NAEA Propertymark has thrown its weight behind a Competitions and Markets Authority investigation into whether consumer protection law has been broken in the sale of some leasehold homes.
On Friday we reported that the CMA was probing four specific housebuilders and a series of other unnamed companies following the discovery of what it calls “troubling evidence of potentially unfair terms concerning ground rents in leasehold contracts and potential mis-selling.”

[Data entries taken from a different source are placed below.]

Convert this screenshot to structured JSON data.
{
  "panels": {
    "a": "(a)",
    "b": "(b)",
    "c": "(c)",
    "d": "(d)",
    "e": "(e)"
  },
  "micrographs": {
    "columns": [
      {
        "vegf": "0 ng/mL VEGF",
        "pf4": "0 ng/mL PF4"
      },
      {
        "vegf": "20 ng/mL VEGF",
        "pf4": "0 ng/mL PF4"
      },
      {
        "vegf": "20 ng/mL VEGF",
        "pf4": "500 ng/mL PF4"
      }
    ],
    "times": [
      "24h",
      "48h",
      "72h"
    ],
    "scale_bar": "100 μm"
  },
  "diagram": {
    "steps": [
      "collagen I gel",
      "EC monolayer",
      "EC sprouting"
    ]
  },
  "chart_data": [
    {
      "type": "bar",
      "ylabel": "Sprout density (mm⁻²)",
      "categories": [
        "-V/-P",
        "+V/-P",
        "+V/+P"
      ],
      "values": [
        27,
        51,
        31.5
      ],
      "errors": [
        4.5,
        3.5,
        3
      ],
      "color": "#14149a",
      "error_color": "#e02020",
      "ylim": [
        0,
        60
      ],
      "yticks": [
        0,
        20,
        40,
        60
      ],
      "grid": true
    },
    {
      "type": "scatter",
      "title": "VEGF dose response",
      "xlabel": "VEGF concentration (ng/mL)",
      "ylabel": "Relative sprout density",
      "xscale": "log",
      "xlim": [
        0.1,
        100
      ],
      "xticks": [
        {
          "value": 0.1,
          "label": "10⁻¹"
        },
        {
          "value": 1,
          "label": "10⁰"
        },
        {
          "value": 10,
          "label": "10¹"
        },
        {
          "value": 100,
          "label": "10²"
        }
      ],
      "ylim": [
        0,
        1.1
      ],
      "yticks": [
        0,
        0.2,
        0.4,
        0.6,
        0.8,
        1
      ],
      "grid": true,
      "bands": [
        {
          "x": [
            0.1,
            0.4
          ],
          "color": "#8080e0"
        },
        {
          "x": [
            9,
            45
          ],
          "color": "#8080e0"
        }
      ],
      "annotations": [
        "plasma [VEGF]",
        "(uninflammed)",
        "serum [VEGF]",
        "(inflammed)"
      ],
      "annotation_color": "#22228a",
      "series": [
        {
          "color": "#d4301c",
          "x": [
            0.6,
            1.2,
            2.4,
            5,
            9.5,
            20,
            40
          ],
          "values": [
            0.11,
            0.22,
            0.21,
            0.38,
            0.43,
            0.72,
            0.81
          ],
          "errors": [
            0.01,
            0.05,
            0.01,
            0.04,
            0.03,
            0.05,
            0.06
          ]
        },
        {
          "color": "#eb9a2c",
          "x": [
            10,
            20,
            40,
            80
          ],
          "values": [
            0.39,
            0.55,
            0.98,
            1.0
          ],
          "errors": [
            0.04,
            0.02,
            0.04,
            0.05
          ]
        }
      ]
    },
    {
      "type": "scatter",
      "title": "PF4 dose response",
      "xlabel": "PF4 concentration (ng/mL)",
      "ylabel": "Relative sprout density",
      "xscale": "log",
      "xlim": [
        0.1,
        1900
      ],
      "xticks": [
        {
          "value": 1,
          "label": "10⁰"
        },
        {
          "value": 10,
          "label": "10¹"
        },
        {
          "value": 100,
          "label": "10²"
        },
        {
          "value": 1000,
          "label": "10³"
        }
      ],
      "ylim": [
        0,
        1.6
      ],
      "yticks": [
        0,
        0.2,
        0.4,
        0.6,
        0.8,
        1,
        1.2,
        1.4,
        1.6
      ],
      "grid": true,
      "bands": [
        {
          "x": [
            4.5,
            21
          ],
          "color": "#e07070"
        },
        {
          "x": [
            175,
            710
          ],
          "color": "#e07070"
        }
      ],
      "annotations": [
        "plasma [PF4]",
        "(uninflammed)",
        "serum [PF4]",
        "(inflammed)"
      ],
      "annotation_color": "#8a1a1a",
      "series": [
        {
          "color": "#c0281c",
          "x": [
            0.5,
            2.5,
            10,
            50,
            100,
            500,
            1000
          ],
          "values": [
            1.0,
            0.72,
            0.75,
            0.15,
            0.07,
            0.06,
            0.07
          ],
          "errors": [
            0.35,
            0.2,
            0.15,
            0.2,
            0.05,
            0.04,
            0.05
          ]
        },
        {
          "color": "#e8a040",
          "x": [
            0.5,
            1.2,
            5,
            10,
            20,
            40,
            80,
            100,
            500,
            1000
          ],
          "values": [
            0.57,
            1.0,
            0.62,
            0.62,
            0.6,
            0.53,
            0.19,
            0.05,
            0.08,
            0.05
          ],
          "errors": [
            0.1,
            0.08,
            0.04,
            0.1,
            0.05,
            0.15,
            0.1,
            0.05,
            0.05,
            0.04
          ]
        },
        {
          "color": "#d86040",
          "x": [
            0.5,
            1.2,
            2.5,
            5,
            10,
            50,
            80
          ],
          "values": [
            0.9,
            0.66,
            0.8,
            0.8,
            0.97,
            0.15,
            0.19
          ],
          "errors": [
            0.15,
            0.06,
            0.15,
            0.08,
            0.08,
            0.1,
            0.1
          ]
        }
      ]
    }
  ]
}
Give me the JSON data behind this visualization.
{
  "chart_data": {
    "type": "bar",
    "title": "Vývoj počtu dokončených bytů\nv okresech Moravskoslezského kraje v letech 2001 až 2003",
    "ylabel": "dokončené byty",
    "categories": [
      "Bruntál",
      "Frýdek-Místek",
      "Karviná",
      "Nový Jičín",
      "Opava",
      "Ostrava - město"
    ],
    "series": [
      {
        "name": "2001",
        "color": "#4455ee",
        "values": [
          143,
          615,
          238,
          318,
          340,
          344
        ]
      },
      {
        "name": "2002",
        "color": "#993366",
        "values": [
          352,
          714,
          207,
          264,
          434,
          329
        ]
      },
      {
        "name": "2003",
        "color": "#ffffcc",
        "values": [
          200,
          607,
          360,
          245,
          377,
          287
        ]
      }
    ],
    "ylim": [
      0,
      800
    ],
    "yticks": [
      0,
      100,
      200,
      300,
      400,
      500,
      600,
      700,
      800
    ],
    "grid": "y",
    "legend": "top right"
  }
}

Mark Hayward, the NAEA chief executive, says: “It’s promising to see the CMA is taking enforcement action against four house builders on the grounds of mis-selling and unfair contract terms in relation to leasehold homes … for too long house builders and developers have not been transparent enough about what it means to buy a leasehold property, leaving many in financial difficulty as they have become trapped in confusing contracts with their freeholder.”
Last year a Propertymark report into the issue revealed that 62 per cent of leasehold property owners felt they were mis-sold and a further 93 per cent wouldn’t buy another leasehold property.
The CMA investigation has no time limit and the authority says likely penalties - if wrongdoing is found - include legal commitments from the companies to change the way they do business, or if necessary, the authority could take firms to court.
Housing Secretary Robert Jenrick tweeted over the weekend: “Shameful practices of this kind have no place in our housing market and we are going to put an end to them.
“The government asked the CMA to conduct this investigation and I strongly welcome the action to tackle mis-selling in the leasehold sector and want to see homeowners who have been affected by crippling ground rents swiftly obtain the justice and redress they deserve.
"Developers and freeholders must rectify the problems and ensure these disgraceful practices never happen again. We will be introducing legislation to restrict ground rents in new leases to zero and outlaw new leasehold houses.
“We are also considering the important work of the Law Commission on wider reforms to leasehold such as enfranchisement rights and will be responding in due course.”